Garnering an international reputation, Dunlevy attended conferences in the UK and Europe presenting on her work. She published in the prestigious French journal Revue de la tuberculose (1951) and undertook further postgraduate training in Paris (1954). Focusing on childhood epidemiology, vaccination and public health, her many papers appeared in the British Medical Journal, the Journal of the Medical Association of Éire, the Irish Journal of Medical Science, and the Journal of the Irish Medical Association. She served as deputy chief medical officer in the Eastern Health Board from 1971 until her retirement in September 1976. Having contributed ‘Medical families in medieval Ireland’ to What’s past is prologue: a retrospect of Irish medicine (1952; ed. William Doolin and Oliver Fitzgerald), into retirement Dunlevy wrote a regular column for the Irish Medical Times, demonstrating her expansive knowledge of the history of medicine in Ireland from ancient times. Highlighting the distinct needs of those with physical and mental impairments, and other vulnerable citizens, Dunlevy viewed with growing concern the decline in parents availing of childhood immunisation schemes for their children, as the pernicious diseases they helped eradicate receded from public and official view.

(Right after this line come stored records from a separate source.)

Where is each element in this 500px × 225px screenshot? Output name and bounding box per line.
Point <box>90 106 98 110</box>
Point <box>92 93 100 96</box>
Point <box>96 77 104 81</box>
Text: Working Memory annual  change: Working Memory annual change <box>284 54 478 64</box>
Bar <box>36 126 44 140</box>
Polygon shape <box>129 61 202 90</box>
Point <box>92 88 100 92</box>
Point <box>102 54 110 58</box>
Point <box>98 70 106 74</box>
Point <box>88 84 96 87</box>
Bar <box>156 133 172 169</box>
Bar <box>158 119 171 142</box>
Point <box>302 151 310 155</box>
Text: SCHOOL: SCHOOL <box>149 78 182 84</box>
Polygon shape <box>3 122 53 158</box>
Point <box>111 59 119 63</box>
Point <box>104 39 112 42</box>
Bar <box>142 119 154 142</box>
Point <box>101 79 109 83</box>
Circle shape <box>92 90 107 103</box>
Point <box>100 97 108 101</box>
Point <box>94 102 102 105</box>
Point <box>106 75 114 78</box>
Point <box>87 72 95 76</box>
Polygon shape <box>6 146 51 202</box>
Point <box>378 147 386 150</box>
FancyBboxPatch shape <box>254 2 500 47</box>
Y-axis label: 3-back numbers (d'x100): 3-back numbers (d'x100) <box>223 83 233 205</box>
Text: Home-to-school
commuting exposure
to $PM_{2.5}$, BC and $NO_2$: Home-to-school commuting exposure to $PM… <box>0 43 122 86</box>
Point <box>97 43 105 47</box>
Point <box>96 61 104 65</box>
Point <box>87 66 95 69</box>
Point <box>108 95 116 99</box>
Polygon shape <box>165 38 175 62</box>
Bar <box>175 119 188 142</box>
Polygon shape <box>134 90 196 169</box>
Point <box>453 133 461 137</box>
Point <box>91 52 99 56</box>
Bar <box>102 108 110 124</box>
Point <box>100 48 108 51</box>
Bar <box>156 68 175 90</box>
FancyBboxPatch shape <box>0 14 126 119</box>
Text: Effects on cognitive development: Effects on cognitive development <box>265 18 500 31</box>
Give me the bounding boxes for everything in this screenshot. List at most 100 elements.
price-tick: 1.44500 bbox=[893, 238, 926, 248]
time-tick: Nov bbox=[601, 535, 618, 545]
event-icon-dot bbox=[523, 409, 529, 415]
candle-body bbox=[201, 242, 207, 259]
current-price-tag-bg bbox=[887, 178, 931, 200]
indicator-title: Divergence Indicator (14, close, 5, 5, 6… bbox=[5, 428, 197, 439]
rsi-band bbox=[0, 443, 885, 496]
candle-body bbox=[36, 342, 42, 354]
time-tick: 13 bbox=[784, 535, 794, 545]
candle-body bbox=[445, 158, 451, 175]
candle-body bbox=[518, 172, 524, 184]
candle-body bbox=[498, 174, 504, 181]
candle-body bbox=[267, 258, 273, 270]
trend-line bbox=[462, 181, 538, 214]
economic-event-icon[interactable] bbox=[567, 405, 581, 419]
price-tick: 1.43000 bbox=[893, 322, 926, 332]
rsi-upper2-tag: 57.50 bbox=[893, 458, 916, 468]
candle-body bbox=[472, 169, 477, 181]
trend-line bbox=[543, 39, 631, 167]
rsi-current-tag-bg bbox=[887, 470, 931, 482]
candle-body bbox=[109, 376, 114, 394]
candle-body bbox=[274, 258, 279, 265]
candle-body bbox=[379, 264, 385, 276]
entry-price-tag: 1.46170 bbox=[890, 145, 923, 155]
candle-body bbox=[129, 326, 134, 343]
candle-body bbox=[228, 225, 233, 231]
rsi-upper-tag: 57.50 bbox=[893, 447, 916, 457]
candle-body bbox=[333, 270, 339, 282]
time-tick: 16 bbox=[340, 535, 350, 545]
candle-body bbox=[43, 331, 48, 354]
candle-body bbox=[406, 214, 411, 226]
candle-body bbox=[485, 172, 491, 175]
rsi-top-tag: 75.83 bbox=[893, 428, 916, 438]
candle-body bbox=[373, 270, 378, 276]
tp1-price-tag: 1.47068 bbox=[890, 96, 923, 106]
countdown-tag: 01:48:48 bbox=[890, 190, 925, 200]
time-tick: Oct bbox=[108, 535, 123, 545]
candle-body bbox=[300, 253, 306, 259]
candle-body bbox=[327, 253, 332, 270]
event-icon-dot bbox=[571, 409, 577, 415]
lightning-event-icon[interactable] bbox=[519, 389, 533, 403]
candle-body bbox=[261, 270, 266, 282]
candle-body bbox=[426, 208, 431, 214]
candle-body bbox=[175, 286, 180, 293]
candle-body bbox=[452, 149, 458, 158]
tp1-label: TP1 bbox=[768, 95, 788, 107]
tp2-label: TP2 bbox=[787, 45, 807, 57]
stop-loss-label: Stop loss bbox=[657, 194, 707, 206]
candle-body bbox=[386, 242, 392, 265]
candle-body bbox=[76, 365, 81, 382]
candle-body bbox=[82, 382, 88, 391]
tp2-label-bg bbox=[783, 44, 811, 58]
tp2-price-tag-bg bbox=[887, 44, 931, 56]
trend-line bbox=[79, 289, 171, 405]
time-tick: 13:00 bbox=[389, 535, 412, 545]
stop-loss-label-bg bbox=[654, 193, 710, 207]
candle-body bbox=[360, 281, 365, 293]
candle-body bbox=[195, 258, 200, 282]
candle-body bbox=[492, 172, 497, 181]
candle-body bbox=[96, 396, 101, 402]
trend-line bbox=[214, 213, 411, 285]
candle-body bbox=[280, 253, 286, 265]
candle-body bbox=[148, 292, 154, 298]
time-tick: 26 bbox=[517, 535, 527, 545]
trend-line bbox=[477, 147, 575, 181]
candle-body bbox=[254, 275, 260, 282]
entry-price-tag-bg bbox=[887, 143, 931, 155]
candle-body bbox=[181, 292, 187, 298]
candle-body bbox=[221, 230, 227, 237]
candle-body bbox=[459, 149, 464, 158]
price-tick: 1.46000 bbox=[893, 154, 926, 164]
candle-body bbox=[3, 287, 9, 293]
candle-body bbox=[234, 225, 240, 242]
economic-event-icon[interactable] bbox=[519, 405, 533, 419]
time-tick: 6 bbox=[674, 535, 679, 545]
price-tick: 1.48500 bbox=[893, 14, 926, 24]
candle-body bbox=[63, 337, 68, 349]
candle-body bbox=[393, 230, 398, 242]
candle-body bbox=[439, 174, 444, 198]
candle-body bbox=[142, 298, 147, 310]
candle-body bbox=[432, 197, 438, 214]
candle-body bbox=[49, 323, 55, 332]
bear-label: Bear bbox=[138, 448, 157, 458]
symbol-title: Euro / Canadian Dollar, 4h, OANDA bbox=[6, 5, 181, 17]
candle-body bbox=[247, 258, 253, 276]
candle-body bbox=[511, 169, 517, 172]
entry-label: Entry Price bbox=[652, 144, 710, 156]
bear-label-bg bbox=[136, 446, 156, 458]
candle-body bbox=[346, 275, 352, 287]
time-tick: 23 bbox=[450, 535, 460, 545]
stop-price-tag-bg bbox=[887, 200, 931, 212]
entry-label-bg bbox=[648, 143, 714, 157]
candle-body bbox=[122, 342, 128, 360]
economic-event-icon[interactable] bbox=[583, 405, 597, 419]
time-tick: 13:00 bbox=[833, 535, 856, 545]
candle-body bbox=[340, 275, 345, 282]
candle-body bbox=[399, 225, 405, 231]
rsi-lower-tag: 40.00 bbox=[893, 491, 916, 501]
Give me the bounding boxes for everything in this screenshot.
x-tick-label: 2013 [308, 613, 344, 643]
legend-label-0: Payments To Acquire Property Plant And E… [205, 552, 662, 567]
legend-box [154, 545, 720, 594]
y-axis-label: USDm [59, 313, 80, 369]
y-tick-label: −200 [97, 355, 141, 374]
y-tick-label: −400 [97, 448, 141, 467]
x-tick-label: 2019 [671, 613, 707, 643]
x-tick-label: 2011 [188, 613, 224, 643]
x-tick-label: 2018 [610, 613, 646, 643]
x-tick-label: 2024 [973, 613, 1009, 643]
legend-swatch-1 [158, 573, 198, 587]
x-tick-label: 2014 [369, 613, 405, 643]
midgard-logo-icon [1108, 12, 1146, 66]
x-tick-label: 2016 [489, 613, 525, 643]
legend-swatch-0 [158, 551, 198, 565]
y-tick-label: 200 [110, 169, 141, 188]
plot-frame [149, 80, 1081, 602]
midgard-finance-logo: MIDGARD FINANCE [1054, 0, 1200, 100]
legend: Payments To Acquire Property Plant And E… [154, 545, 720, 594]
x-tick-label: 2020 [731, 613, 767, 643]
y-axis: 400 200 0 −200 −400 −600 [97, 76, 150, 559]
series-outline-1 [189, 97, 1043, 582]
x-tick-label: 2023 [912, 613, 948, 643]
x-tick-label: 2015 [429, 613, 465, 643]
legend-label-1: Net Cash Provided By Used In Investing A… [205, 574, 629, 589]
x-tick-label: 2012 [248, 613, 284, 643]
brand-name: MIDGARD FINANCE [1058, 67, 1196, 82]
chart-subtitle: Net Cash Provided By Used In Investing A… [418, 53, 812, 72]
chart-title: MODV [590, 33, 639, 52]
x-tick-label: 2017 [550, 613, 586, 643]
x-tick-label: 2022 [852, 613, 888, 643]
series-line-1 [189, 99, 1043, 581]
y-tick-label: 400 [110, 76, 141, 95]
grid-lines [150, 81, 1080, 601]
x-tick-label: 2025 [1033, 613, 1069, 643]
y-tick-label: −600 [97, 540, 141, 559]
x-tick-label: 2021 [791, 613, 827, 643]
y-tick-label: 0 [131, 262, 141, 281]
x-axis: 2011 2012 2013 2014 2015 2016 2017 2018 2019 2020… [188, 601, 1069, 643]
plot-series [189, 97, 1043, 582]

Elected the first woman president (1951–2) of the Biological Society of the RCSI, she discussed ‘The prevention of tuberculosis’ in her inaugural address. A long-time examiner for the RCSI’s diploma in child health, president of the Irish Society for Medical Officers of Health, and a committee member of the ‘women’s federation’ of the Irish Medical Association, she was a member (1978) and fellow (1980) of the RCPI, as well as a member of the faculty of community medicine of the RCPI, and a fellow of the RAMI.
Having been nursed by her long-time companion Kathleen Hughes, Margaret Dunlevy died 3 June 2002 in Dublin, and was buried in Shanganagh cemetery. Her elder sister Annie (‘Nan’) Josephine Dunlevy (1903–88), born in Co. Donegal, graduated from the RCSI in 1931; two of their brothers also became doctors. Annie Dunlevy practised as a psychiatrist in Donegal and Dublin, lectured in anatomy at the RCSI, and lived for many years at various Dublin addresses with her sister. Mairéad Dunlevy was their niece.